Eli Lilly, the Indiana-based pharmaceutical company perhaps best known for developing Prozac, has offered to conduct preliminary drug screening of compounds developed in academic labs. The company will screen the compounds using in vitro assays against Alzheimer’s disease, diabetes, cancer, and osteoporosis — all for the low, low price of getting the first shot at subsequent licensing deals or collaborations.
Lilly’s latest move is another sign of big pharma’s increasing creativity as it prowls academic labs for new early drug leads. Although broad agreements between universities and industry make some uneasy, pharma’s hunger for pipeline-replenishing drug candidates comes as funding agencies pressure academics to translate their results into therapies that will provide a clinical benefit. (See, for example, ‘Chemical screening centers get funding boost’ and ‘Flagship drug-development initiative picks projects’; subscription required). The result: more collaboration between the two sectors.

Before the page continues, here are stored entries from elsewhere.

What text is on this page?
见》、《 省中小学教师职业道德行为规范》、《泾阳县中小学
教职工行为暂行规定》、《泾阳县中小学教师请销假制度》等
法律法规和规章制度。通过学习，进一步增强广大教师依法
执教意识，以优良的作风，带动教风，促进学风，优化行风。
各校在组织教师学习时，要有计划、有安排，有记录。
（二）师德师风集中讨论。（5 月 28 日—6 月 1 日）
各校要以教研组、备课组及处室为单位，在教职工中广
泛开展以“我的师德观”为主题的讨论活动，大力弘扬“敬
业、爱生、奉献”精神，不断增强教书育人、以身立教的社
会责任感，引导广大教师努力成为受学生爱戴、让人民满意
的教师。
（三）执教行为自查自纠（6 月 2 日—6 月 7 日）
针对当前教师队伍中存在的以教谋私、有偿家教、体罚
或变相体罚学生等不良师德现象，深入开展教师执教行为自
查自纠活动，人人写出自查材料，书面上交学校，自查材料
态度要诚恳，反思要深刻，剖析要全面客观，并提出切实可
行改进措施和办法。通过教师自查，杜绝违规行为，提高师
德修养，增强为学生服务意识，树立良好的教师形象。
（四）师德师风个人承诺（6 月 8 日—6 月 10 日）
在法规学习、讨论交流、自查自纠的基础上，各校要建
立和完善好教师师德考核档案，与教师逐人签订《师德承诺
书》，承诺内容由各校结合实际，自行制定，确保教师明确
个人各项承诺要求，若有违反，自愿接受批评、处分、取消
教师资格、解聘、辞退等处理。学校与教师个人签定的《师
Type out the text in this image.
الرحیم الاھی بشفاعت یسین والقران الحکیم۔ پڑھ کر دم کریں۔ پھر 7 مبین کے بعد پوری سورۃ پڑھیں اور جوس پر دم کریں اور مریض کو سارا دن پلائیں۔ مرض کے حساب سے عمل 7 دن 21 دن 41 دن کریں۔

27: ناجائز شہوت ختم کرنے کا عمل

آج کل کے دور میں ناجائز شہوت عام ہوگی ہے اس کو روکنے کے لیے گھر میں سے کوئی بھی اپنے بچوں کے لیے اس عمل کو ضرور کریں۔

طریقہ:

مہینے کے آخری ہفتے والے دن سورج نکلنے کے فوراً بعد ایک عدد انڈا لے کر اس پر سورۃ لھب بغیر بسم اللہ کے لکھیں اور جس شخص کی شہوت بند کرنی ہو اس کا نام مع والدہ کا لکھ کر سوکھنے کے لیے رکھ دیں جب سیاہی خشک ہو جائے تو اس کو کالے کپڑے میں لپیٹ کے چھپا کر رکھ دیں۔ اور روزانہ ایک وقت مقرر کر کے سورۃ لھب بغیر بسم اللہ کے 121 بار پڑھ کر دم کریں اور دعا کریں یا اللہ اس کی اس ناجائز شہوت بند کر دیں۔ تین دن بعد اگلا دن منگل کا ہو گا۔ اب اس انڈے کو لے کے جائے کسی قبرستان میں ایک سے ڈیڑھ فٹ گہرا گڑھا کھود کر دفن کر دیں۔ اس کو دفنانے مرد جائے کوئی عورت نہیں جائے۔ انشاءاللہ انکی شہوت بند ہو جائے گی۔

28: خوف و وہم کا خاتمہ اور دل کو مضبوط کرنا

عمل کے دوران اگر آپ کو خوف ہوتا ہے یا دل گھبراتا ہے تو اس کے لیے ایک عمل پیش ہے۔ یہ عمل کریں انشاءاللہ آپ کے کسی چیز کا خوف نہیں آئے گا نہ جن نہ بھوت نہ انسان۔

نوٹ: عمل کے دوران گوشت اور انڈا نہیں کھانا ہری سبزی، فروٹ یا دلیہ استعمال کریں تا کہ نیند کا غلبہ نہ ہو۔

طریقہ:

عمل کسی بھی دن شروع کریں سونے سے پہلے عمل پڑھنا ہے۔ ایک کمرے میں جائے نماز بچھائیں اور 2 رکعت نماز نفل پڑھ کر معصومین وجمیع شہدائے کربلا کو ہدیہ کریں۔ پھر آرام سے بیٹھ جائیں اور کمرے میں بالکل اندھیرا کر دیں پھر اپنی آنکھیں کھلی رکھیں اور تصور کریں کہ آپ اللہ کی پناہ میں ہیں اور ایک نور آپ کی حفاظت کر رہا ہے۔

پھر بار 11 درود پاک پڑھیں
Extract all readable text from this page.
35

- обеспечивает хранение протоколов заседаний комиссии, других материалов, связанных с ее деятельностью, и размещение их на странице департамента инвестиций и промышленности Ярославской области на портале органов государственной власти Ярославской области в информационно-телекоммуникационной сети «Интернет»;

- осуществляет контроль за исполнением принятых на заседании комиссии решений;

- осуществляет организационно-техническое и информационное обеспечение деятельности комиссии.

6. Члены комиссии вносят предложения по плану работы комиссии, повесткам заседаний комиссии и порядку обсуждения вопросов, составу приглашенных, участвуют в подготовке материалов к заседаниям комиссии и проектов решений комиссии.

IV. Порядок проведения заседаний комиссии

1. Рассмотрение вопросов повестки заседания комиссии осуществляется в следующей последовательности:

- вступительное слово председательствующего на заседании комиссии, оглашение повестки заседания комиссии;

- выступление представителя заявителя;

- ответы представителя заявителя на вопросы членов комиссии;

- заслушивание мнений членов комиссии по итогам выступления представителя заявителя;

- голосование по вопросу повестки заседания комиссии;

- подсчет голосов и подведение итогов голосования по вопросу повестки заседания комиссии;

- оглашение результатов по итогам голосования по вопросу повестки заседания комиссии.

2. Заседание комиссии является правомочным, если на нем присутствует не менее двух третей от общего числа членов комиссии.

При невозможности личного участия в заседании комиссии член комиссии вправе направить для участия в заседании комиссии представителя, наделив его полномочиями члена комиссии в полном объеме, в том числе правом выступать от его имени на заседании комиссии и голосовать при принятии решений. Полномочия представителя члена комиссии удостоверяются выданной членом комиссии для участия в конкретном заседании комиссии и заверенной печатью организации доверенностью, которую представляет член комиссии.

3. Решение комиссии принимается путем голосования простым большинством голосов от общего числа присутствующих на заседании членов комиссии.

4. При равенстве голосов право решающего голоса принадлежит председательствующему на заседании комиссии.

For Lilly’s latest endeavor, called the Phenotypic Drug Discovery programme (PD2), the company hammered out a universal material transfer agreement that would be signed by institutions, sparing researchers the hassle of negotiating individual agreements. The company also claims that the identity of submitted compounds will be kept secret, even from Lilly’s own researchers, by a special computer algorithm. According to The Scientist, about 65 institutions have already signed up.